358th Bombardment Squadron flight crew. Most of the men in this photograph were aboard “Jersey Bounce Jr.”, 20 December 1943. Front, left to right: Sgt. Edward Ruppel, ball turret gunner; T/Sgt. Forest L. Vosler, radio operator/top gunner; S/Sgt. William H. Simpkins, Jr., flight engineer/top turret gunner; Sgt. Gratz, tail gunner (replacing the critically wounded Sgt. George W. Burke, who was rescued by Vosler); Sgt. Ralph F. Burkhart, waist gunner. Rear, left to right: 2nd Lt. Warren S. Wiggins, navigator; 2nd Lt. Woodrow W. Monkres, bombardier; 2 Lt. Walter J. Ames, co-pilot; 2nd Lt. John F. Henderson, aircraft commander. (U.S. Air Force)
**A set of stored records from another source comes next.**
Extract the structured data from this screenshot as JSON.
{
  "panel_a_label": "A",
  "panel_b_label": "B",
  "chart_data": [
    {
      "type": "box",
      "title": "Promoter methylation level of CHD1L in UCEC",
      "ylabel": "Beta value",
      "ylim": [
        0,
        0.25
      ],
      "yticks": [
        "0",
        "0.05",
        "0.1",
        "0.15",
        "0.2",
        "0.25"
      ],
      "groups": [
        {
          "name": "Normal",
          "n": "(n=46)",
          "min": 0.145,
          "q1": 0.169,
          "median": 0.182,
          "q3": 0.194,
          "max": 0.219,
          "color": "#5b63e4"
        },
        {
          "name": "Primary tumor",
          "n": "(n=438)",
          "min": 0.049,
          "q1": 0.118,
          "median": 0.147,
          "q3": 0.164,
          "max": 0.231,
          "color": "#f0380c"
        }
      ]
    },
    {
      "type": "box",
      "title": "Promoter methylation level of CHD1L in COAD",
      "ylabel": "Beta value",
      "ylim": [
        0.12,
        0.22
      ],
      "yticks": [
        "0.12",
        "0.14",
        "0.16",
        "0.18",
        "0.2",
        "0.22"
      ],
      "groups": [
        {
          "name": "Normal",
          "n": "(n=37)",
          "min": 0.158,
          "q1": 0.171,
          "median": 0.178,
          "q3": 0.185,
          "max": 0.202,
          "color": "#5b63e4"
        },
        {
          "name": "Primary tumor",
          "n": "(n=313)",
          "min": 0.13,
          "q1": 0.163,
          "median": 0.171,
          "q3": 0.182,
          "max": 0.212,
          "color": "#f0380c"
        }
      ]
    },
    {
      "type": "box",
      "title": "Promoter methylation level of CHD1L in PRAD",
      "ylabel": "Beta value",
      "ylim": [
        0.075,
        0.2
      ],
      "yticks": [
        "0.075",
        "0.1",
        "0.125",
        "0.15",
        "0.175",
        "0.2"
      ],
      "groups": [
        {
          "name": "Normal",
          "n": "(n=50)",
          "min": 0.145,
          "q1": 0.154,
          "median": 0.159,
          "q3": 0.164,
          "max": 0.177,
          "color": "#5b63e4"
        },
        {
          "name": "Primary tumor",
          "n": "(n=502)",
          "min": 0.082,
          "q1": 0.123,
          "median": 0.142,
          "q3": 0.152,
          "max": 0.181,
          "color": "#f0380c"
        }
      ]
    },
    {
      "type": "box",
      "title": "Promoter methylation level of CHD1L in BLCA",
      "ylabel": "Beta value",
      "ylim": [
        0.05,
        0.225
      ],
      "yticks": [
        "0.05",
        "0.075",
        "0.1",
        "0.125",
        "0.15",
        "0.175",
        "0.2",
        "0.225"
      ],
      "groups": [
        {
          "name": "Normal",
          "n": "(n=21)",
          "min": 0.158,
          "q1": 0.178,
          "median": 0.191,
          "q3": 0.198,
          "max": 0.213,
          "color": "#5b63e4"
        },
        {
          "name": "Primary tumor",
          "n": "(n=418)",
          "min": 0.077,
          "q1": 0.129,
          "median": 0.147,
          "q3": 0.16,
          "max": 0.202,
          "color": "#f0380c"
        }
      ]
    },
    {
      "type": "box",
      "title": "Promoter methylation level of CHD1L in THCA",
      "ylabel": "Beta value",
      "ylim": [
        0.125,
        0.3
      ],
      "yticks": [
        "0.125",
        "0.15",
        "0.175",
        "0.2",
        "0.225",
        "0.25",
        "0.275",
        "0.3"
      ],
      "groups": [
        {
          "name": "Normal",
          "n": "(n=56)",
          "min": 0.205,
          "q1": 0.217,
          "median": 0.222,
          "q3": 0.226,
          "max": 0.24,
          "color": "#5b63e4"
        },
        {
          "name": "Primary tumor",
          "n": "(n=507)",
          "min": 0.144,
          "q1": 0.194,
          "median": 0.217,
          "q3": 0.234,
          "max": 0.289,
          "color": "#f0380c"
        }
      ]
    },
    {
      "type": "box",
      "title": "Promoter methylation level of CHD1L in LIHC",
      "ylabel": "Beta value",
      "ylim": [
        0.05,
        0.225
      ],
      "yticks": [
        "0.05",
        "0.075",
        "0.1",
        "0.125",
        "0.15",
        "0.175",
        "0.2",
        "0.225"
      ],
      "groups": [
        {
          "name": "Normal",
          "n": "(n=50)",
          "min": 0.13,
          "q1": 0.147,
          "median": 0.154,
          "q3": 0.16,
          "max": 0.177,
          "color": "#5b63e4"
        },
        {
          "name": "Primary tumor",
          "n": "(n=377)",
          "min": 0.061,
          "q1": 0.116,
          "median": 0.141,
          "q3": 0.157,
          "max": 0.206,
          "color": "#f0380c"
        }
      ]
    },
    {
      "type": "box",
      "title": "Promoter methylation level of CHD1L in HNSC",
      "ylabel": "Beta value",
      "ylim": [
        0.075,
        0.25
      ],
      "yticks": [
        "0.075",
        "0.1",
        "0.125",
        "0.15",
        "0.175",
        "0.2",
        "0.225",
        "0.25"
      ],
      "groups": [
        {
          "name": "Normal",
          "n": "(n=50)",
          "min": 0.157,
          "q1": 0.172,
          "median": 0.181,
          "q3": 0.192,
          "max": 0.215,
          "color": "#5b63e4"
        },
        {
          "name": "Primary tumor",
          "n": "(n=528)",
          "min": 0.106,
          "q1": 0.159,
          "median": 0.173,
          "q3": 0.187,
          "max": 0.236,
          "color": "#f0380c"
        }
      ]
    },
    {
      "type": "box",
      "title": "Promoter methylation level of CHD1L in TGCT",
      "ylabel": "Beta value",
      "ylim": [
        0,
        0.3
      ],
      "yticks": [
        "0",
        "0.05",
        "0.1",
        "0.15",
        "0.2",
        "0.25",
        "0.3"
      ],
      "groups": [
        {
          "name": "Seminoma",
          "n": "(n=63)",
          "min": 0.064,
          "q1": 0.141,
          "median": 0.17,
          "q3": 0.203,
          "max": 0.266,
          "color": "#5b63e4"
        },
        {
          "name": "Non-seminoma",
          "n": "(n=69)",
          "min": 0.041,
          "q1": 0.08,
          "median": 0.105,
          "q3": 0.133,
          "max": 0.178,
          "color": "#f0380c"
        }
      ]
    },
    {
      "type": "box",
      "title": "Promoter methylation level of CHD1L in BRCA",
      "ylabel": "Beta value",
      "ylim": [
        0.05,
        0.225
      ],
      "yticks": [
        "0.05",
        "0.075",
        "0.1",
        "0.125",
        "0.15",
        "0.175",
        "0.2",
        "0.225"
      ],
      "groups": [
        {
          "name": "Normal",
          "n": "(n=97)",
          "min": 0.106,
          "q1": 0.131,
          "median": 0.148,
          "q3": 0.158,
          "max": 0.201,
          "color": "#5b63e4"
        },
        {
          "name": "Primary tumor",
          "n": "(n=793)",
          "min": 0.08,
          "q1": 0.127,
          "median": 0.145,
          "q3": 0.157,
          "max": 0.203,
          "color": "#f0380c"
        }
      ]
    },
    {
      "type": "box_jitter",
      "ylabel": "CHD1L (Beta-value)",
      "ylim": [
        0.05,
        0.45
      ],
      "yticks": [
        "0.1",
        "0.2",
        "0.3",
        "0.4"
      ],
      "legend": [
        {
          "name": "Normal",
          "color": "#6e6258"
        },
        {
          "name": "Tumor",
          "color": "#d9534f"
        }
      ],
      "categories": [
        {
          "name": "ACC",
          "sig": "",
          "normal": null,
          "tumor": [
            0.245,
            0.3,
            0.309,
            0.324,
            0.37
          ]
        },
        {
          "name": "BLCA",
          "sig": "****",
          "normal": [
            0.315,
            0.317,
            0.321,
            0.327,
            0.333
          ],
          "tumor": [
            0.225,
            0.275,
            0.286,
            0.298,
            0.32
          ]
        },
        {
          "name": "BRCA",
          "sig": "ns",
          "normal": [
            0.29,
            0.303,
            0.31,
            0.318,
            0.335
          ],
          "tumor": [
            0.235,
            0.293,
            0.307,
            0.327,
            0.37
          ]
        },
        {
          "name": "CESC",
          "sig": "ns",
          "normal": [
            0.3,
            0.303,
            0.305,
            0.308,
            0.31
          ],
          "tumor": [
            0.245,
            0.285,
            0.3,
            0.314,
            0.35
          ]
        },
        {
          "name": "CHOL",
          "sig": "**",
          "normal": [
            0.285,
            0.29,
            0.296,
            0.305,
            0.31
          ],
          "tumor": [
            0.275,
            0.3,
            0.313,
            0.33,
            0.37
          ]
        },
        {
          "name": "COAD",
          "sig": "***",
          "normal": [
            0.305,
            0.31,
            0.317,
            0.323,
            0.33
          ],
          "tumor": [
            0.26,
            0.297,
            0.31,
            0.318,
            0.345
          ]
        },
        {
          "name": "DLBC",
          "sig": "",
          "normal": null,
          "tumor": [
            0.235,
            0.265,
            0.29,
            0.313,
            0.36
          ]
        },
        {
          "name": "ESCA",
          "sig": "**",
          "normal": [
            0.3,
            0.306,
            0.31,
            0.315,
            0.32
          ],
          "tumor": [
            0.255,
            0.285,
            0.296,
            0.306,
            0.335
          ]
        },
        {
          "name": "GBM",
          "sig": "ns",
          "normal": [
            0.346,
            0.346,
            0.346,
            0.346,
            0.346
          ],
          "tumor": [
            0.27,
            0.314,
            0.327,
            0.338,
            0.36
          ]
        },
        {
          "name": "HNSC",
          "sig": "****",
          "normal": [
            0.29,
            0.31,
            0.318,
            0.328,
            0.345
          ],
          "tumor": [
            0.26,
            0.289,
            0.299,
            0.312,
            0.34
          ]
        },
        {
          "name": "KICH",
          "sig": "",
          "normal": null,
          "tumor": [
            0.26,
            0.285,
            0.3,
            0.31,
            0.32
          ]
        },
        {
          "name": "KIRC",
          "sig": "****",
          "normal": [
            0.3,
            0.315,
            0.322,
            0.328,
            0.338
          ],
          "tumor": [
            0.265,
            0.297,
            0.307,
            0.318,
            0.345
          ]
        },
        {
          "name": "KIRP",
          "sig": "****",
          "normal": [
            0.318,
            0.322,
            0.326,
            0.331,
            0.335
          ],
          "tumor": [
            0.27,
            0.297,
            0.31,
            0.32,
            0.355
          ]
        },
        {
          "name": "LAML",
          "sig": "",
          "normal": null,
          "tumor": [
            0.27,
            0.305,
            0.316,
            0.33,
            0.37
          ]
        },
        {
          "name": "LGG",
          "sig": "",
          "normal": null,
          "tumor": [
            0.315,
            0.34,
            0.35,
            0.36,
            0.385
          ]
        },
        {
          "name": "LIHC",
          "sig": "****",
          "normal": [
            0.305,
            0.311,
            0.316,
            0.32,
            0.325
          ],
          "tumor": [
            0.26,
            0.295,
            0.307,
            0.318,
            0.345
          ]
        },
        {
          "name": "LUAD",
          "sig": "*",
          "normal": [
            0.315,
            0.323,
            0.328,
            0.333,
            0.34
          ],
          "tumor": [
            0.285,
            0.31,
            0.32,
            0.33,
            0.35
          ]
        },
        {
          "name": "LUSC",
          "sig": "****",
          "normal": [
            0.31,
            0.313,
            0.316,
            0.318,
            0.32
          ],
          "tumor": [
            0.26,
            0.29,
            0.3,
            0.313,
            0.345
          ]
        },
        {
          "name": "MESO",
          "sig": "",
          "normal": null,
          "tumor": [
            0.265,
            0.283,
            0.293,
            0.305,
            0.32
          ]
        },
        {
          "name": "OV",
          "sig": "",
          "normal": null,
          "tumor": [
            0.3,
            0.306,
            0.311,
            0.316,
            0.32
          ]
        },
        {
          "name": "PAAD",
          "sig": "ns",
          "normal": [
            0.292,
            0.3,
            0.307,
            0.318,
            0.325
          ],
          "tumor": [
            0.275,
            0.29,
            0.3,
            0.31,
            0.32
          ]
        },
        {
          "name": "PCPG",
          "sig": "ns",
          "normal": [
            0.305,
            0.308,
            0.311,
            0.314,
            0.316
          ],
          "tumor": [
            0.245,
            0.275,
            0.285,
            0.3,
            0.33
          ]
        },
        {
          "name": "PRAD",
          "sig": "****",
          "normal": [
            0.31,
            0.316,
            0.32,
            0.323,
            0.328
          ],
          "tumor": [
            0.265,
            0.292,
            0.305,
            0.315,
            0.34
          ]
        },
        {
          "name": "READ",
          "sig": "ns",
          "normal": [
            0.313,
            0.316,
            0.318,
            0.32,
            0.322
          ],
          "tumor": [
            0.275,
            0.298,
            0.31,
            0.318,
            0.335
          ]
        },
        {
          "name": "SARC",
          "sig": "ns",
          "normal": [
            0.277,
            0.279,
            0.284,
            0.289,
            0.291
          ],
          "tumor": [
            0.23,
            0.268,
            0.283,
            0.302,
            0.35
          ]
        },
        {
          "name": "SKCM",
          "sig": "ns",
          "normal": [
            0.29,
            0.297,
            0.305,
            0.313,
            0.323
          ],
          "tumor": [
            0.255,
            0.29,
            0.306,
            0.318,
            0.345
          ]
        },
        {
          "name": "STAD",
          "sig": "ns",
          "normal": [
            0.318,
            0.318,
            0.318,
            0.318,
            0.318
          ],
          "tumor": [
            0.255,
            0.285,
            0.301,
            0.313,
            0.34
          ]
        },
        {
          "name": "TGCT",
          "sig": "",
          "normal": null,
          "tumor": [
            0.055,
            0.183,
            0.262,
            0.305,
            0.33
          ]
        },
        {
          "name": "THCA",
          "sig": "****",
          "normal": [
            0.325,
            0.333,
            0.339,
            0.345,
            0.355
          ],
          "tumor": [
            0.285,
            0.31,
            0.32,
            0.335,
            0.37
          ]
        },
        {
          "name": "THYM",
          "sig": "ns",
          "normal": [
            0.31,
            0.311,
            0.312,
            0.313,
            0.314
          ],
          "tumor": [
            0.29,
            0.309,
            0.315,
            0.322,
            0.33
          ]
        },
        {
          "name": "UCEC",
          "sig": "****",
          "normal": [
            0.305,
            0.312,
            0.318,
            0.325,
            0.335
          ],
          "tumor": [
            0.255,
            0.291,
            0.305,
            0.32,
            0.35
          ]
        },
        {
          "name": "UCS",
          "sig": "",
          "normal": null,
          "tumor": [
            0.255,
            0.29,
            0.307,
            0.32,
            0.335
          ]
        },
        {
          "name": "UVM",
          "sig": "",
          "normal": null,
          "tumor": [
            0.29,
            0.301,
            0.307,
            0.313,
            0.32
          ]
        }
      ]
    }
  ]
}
The B-17F Flying Fortress was armed with up to 13 air-cooled Browning AN-M2 .50-caliber machine guns. Power turrets mounting two guns each were located at the dorsal and ventral positions.
The maximum bomb load was 20,800 pounds over very short ranges. Normally, 4,000–6,000 pounds (1,815–2,722 kilograms) were carried. The internal bomb bay could be loaded with a maximum of eight 1,600 pound (725.75 kilogram) bombs. Two external bomb racks mounted under the wings between the fuselage and the inboard engines could carry one 4,000 pound (1,814.4 kilogram) bomb, each, though this option was rarely used.
The B-17 Flying Fortress first flew in 1935, and was was in production from 1937 to 1945. 12,731 B-17s were built by Boeing, Douglas Aircraft Company and Lockheed-Vega. (The manufacturer codes -BO, -DL and -VE follows the Block Number in each airplane’s type designation.) 3,405 of the total were B-17Fs, with 2,000 built by Boeing, 605 by Douglas and 500 by Lockheed-Vega.
Only three B-17F Flying Fortresses remain in existence.
This restored Boeing B-17F-70-BO Flying Fortress, 42-29782, is on display at The Museum of Flight at Seattle’s Boeing Field. (Boeing)
¹ “Jersey Bounce” was a popular song of 1942.
² M/V Empire Sportsman was built by Richards Ironworks Ltd., Lowestoft, Suffolk, 1943. 325 Gross Registered Tons.